The Detroit Tigers’ Long Road to a First Central Division Championship

With under 50 games left, and Detroit Tigers fans beginning to hold their breath for every pitch that is hurled towards the plate, Detroit’s baseball fans have officially entered into a phenomenon known as “pennant fever.” Now that the Tigers have opened a little space between themselves and the rest of the AL Central, Tigers fans are already dreaming of what it would be like to win their first division in nearly a quarter-century. Recent (and “ancient”) history would tells us that the next few weeks will be filled with hair-pulling excitement.

Who would have thought when Jim Leyland took the helm over five years ago, that for the third time in his six years we would be in the playoff hunt in September?

For a franchise that was seemingly content in avoiding 100 losses in a season, the month of August usually meant that the Tigers would begin their fall to mathematical elimination. This year has so far been extremely different, and here are some of the reasons why the other AL Central teams have helped the Tigers get to first, and why it may be for good:

Cleveland Indians – The top team in pursuit has had their fair share of good fortunes to even get off to their hot start. For a franchise that looks more promising for what it has in the cupboard for future talent, the fast start surprised many. Manager Manny Acta was not brought in to win immediately and his roster shows it. The Indians are not a good hitting team, and they’ve been able to get by in a pitching-poor AL Central. While they hit .247 as a team, it hasn’t helped that Trevor Crowe, Shin-Soo Choo and Grady Sizemore have spent a good portion of their seasons collectively on the DL. This team has a feel of the 2006 Tigers, where their youth and inexperience may be an advantage – thought it hasn’t proven it to this point.

Chicago White Sox – Adam Dunn was supposed to fill the power gap left behind with Jermaine Dye, and Alex Rios was supposed to be the spark plug in an outfield of great speed. With under two months of baseball remaining, they are combined hitting below .200 with only 17 home runs together.
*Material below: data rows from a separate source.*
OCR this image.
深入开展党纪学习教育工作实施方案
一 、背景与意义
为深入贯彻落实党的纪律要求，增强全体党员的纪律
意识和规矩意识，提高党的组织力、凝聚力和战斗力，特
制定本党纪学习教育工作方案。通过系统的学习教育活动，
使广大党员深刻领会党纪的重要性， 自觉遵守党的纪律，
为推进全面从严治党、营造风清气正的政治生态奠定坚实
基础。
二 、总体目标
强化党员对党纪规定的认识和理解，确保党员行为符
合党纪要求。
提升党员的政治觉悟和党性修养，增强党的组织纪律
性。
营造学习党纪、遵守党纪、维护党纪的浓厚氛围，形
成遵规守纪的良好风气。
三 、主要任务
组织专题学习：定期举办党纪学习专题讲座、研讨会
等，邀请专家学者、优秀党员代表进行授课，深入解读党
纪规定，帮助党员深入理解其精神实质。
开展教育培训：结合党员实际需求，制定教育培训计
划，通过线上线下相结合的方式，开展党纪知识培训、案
Combine that with a streaky Carlos Quentin and an injured Jake Peavy, and the White Sox are barely surviving when they should be running away with this division. This team also seems to have a number of pitchers in the wrong roles, and the recent trade of Edwin Jackson demonstrated that this team is still trying to define who they are – carrying on the personality of their manager.

Minnesota Twins – The Twins’ magic number currently stands at 39, and no Tigers fan will be satisfied until that number hits zero. For the Twins, this season has all been about injuries. Justin Morneau just enjoyed an 0-4 game in the minor leagues, as he’s looking to get back into the lineup. Joe Mauer is now the team’s first baseman of the future, and he is struggling to find power. The Twins have found the combination of bad pitching with a lack of hitting, as they are surviving to stay out of the basement. Twins fans are left wondering whether they made the right move in leaving the friendly confines of the Metrodome.